08
déc
2008
Éditoriaux de l'Ifri Chroniques américaines
Anne TOULOUSE

La transition : le long rituel de la transmission du pouvoir Chroniques électorales américaines, n° 12, décembre 2008

Chroniques électorales américaines 12 (décembre 2008)

La transition est l'une des nombreuses curiosités du système électoral américain. Le président est élu au suffrage universel indirect, le mardi qui suite le premier lundi de novembre, et prend ses fonctions le 20 janvier à midi. Cela représente, selon les années, un laps de temps de 10 à 11 semaines. Ceux qui trouvent cela long doivent se souvenir que, jusqu'en 1933, le président ne prêtait pas serment avant le 4 mars, George Washington lui-même l'ayant fait le 30 avril. Le collège électoral avait voté le 4 février, mais à cause du mauvais temps les résultats n'étaient arrivés que deux mois plus tard et Washington avait mis lui-même deux semaines pour se rendre a New York, où a eu lieu la première inauguration… C'est d'ailleurs pour éviter les intempéries, à une époque ou les routes étaient impraticables en hiver, que le mois de mars a été d'abord choisi. Lors de la rédaction de la Constitution, les pères fondateurs n'étaient pas obsédés par le calendrier, plus dicté par le rythme des saisons que par l'impatience des médias.

 

Une élection en plusieurs étapes

Il y a pendant la transition tout un rituel institutionnel. Au lendemain du vote du pays, le futur président n'est pas véritablement élu. La constitution n'évoque même pas le vote populaire: selon elle, seul le collège électoral a le mandat d'élire le chef de l'exécutif. Il se réunit le premier lundi après le deuxième mercredi de novembre. Ce jeu de calendrier a été concocté par un acte des congrès en 1792. Mais à ce moment, le président n'est toujours pas élu: les grands électeurs signent un certificat compilant les votes de leur État, ce certificat doit être porté sous pli fermé à Washington. Toujours au rythme des voyages à cheval, les enveloppes sont attendues dans la capitale pour le début du mois de janvier, le 6, pour être précis, où elles seront ouvertes par le vice-président sortant. Les votes une fois comptés, et sauf objection fondée d'un sénateur, les États-Unis auront, enfin, officiellement, un président.

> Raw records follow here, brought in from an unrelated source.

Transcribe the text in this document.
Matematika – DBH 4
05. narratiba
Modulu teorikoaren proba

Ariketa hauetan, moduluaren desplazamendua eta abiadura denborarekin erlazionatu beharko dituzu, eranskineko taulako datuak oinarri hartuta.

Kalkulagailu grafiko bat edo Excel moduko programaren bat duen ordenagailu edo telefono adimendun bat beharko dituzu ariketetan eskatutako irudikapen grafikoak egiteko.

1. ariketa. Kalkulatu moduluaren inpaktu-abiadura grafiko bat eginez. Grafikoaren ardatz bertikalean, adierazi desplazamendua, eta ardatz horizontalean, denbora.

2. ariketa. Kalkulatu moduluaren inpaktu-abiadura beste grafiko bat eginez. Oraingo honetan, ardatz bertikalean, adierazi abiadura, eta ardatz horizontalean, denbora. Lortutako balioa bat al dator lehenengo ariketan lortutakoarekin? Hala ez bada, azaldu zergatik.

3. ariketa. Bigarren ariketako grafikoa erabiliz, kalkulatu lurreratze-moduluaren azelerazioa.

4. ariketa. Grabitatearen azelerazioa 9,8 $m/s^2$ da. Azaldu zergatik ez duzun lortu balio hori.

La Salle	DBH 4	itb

Il est donc erroné d'appeler, avant cette date, Barack Obama 'le président élu', terme dont la presse raffole, sans doute parce qu'il souligne l'ambiguïté de la situation. Il n'y a, en fait, qu'un seul président, celui qui commande l'armée, signe les lois et couche à la Maison-Blanche, mais il subit le triste sort de tous ceux qui sont sur le départ: il est de plus en plus considéré comme quantité négligeable. Cette situation a un nom: c'est celle du 'lame duck', du canard boiteux qui ne peut plus suivre le mouvement. Le canard est néanmoins toujours vivant et dispose de quelques moyens de gouverner. Si le Congrès sortant, lui-même en session de 'lame ducks', lui donne encore une majorité, il peut faire passer quelques lois. Sinon, il lui reste les executive orders, les décrets présidentiels, qui ont l'inconvénient de pouvoir être défaits par ceux de son successeur. Il profite également de ce moment pour accorder les grâces présidentielles, dont il peut user à discrétion.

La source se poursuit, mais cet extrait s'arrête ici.